Если вообще не брать энергии, этот голод забывается, притупляется. Конечно, мрачун обычно берет энергию неосознанно, не обращает на это особенного внимания. В самом деле, не умер же Йока в Исподнем мире за несколько дней. Да и сутки назад ни о каком голоде он не думал. Но стоило начать – и остановиться было невозможно. Йока пробовал выйти в межмирье, но как только пытался расфокусировать взгляд, так голова начинала бешено кружиться, к горлу подступала тошнота – и Йока опасался, что его вырвет прямо в постели…
За этими попытками его и застал профессор – добрый-добрый, внимательный-внимательный… От его доброты и внимательности Йока чувствовал себя виноватым еще сильней: Важан думает о его здоровье, а Йока просто боится…
– Ты пробуешь выйти в межмирье? – спросил профессор, заметив, наверное, как Йока расфокусирует взгляд.
– Я не могу выйти в межмирье. Меня сразу тошнит.
– Так, погоди секунду. Я позову Черуту… – Едва усевшийся на стул Важан поднялся.
Они вдвоем смотрели, как Йока смотрит в потолок: снова и снова щели между досок ползли друг на друга, но стоило им совместиться, открывая яркую глубину, она тут же терялась в сумасшедшем головокружении.
– Ты видишь? Глаза будто дергаются. – Важан оглянулся к своему дворецкому.
– Это ухо, Ничта, – пожал плечами тот. – У него нистагм, он не может расфокусировать взгляд.
– Ну как, почему? – недоумевал Йока. – Как глаза связаны с ушами?
– В ухе находится орган равновесия, он поврежден и вызывает головокружение, непроизвольное движение глазами. Это пройдет через несколько дней.
– Йелен, тебе пока не нужно пробовать выйти за свод, – сделал вывод профессор.
– Почему?
Нельзя сказать, чтобы Йоку это сильно обрадовало, – скорей, удовлетворило. На время. Может, к тому дню, когда это пройдет, он уже перестанет бояться?
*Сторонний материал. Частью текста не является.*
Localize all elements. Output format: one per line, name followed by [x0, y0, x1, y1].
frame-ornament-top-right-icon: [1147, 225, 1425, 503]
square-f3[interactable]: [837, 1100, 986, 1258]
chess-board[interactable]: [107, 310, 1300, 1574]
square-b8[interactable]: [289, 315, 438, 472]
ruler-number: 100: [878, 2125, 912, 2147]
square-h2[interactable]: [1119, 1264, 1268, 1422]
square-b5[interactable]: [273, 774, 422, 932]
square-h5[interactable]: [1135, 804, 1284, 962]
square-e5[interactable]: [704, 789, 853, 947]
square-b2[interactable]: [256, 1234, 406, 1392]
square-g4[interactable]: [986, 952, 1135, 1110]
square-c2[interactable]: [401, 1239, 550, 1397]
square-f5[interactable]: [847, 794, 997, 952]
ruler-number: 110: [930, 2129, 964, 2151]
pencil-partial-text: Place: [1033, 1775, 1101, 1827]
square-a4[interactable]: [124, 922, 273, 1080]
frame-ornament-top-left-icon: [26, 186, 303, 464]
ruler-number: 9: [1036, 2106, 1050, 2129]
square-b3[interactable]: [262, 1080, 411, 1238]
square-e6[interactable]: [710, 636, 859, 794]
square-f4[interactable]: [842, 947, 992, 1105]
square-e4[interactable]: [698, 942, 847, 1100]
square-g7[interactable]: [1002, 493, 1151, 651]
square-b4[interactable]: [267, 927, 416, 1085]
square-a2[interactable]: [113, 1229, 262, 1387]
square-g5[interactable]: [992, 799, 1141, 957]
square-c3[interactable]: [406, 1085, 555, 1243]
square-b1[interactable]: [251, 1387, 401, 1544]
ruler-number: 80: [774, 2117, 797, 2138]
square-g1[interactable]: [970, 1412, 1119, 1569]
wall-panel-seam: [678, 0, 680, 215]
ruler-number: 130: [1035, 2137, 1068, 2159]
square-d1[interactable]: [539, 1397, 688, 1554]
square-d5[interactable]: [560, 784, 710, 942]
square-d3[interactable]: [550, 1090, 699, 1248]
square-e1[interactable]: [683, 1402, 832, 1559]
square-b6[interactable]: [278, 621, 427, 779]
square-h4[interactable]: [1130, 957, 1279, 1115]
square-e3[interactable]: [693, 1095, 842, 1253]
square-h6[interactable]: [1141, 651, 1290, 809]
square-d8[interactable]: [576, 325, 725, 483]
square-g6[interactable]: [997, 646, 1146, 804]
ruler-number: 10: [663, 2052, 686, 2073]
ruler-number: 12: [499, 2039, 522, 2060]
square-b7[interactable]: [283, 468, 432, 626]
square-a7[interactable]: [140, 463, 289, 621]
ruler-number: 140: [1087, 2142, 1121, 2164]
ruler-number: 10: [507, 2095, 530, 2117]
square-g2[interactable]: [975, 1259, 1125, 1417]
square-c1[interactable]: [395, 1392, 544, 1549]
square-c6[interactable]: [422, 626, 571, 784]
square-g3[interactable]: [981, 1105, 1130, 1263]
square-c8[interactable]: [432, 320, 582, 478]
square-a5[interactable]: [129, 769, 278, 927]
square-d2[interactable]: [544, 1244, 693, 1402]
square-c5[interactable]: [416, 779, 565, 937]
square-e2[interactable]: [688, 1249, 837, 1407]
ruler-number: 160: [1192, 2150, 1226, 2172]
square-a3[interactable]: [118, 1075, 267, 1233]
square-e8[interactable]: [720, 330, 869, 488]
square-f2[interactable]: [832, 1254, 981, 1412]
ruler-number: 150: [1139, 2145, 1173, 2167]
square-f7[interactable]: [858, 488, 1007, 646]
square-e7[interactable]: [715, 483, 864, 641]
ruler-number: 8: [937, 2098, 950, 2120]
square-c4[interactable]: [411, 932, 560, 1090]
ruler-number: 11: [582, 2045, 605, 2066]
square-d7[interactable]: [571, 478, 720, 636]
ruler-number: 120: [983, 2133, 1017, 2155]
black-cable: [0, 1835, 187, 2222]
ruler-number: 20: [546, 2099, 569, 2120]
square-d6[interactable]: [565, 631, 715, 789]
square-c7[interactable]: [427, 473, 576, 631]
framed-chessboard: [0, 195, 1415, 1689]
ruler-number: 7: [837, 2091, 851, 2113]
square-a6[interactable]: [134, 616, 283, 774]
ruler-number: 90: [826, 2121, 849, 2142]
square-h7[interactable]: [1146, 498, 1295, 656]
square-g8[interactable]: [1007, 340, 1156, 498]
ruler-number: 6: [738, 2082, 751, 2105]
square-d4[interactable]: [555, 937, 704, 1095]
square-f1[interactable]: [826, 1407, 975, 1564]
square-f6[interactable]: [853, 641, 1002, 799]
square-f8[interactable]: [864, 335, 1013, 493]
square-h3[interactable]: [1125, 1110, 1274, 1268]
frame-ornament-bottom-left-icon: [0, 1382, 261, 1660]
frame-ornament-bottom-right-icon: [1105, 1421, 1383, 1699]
– Потому что. Представь, что будет, если ты наберешь энергии, а отдать не сможешь.
Лучше бы Важан этого не говорил. Не было смысла себя преодолевать, но… Йока все же надеялся, что победит себя, поборет страх – когда зуд станет совсем невыносимым. А теперь получалось, что удачная попытка может стать смертельной, и значит, нет шансов унять нестерпимый зуд.
Способности выходить в Межмирье его лишило Внерубежье. Нарочно. Осознанно. Это пугало еще сильней, еще верней превращало Внерубежье в спиритическое существо, наделенное не только разумом, но и колдовской силой. И Йока, с одной стороны, не верил в существование таких сил, но с другой – не мог не видеть, как много фактов складываются один к одному в пользу сверхъестественности этой силы. Разумной ее враждебности.
Черута принес ему успокоительных капель, и сначала Йока собирался вылить их потихоньку от всех, но потом смирился, подумал, что уснуть – самое лучшее сейчас. Да и Черута стоял над душой, пока Йока не выпил лекарство.
Сон долго не приходил, верней, Йоке казалось, что он не может уснуть, на самом деле ему снились путаные и нехорошие сны, но он часто просыпался, ворочался с боку на бок, пытаясь облегчить боль в груди. На грудь будто навалилась плита из искусственного камня с выступающими железными скобами, эти скобы попадали точно на сломанные ребра, давили и не давали дышать. Йока позвал на помощь, но никто не пришел – он сам приподнял плиту, обрывая ногти, и выползал из-под нее долго и мучительно. В предрассветных сумерках он не сразу разглядел, что стоит на платформе станции «Речина». До поезда оставалось несколько часов и можно было немного отдохнуть – Йока сильно устал, выбираясь из-под плиты.